ORTADA ÇALMA ÇIRPMA YOK: Gidiyorsunuz sandığa. Size dört tane pusula veriyorlar. Her birine tek tek pusu la basıyorsunuz. Gelip sandığa atıyorsunuz. Seçim kurulu aynı, vatandaş aynı. Sayım yapılıyor, sayımda kullanılan üç seçmen pusulası doğrudur, biri yanlıştır. Bunu kimsenin aklı almıyor. Ama YSK bunu iptal etti.

SOKAK OLAYLARI BEKLEDİLER: Kimin oyu burada iptal edildi? Vatandaşın. Şunu bekliyorlardı; CHP’liler sokağa çıkacak, polis biber gazı atacak, insanlar ölecek, sonra Erdoğan çıkacak ve ‘gördünüz mü CHP budur’ diyecekti.

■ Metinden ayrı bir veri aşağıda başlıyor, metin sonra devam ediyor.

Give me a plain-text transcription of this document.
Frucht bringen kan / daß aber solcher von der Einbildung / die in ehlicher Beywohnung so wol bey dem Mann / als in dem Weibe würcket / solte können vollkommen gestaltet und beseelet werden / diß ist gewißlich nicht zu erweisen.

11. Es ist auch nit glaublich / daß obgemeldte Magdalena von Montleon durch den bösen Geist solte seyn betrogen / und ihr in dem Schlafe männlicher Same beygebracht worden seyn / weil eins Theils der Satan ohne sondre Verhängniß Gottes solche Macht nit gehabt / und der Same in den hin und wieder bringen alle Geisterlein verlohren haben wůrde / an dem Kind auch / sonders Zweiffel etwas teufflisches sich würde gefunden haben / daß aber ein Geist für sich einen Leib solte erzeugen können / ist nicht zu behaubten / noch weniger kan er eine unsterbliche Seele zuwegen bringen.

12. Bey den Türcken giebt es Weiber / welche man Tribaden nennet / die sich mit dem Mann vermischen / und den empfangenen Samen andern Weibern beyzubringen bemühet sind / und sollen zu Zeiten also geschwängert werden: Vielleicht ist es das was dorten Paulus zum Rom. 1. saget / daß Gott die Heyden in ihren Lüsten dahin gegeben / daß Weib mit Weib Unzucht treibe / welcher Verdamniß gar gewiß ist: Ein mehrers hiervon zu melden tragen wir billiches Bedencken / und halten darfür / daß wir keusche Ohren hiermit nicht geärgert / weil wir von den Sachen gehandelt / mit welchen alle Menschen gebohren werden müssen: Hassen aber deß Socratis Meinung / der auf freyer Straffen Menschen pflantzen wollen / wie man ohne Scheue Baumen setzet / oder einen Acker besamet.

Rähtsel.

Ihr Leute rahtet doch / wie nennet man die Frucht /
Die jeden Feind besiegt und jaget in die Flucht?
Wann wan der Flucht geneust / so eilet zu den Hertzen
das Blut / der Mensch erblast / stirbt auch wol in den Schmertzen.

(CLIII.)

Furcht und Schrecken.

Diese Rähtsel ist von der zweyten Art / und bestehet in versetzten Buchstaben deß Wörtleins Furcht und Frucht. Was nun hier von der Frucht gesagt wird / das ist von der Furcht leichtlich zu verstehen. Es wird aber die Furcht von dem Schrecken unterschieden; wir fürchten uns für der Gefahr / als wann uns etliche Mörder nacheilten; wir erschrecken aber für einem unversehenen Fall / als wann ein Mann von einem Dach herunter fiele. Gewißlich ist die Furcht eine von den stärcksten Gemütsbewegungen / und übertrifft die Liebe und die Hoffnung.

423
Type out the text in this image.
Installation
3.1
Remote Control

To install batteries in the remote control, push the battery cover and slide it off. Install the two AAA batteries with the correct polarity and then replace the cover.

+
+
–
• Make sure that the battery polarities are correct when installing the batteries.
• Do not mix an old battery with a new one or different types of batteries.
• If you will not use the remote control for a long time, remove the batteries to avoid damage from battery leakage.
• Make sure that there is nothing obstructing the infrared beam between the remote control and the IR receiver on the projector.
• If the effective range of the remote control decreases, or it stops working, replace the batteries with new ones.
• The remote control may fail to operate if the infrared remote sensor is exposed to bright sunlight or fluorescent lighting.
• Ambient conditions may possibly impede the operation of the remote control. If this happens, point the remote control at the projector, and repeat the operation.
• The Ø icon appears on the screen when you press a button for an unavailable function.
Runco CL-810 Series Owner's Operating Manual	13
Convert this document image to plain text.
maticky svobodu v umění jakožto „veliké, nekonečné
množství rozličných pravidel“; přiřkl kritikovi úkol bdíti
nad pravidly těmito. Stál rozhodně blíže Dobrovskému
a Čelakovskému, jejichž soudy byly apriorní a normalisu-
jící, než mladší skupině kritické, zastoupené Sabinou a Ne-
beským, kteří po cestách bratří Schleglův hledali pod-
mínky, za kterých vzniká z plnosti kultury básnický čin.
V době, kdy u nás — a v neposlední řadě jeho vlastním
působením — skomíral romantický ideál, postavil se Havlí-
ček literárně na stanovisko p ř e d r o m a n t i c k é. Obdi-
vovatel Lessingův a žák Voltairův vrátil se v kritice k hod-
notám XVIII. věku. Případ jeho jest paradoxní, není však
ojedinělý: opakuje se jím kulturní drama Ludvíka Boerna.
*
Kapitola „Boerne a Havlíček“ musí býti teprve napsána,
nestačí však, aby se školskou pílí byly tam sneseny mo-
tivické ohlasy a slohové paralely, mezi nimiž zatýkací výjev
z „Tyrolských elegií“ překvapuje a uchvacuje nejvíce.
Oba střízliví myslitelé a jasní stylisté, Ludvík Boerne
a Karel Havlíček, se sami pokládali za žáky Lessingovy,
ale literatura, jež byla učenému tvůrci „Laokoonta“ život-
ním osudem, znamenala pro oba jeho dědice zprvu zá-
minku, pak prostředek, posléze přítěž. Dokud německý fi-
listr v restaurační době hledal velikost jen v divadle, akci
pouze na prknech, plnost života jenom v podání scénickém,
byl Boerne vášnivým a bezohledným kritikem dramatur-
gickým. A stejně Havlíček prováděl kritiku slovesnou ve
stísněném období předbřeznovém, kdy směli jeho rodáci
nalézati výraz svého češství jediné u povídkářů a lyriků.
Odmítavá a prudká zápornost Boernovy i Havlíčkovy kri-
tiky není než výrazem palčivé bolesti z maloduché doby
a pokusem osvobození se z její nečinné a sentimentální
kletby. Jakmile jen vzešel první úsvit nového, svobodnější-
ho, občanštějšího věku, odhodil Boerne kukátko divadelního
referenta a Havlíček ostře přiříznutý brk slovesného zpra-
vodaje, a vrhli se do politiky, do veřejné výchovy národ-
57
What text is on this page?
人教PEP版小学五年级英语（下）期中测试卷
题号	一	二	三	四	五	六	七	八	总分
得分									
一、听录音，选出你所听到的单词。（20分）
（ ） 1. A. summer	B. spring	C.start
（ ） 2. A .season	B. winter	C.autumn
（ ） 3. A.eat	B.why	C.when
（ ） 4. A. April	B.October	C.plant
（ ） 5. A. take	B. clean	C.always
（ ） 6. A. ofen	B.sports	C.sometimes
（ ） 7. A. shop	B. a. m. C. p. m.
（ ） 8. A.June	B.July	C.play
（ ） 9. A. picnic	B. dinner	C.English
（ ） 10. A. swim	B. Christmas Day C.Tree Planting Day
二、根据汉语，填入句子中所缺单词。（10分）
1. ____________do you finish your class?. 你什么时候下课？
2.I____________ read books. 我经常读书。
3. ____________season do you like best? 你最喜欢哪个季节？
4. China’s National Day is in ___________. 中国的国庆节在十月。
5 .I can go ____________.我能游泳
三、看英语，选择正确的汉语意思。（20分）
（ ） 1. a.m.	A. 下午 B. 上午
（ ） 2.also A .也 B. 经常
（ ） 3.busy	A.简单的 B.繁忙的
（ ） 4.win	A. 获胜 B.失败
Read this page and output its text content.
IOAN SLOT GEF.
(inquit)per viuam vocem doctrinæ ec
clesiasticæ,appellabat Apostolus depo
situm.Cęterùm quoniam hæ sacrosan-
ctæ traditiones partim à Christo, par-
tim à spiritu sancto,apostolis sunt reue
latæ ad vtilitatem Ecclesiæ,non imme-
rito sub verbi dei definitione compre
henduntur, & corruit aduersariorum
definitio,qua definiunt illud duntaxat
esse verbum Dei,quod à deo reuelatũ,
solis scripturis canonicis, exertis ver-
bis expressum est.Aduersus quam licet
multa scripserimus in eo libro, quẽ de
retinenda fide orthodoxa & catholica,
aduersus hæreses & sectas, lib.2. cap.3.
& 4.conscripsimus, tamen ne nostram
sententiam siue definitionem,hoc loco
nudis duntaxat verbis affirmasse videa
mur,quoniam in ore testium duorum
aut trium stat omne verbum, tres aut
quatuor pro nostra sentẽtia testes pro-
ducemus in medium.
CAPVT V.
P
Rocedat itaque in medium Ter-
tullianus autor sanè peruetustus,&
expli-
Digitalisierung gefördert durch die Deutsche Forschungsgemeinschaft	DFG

24 HAZİRAN’DA NE OLACAK: (İsmail Küçükkaya: İmamoğlu kazanınca ne olacak?) İstanbullu kardeşlerim ‘siz benim irademe kumpas kurdunuz, şimdi ben sandığa yeniden gidiyorum ve irademi sağlıyorum’ diyecek. Bu irade haksızlığa uğramış bir kişinin hakkını iade etmesidir. Dünyaya da şu mesaj verilmiş olacak, bütün baskılara rağmen kapalı kapılar ardındaki baskıya rağmen, İstanbul’da halk sandığa gitti ve iradesini gösterdi. Demokrasi kültürü bizim düşündüğümüzden çok daha güçlü diyecekler. Türkiye Cumhuriyeti İstanbullular Türkiye siyasetine önemli bir armağan bırakıyorlar.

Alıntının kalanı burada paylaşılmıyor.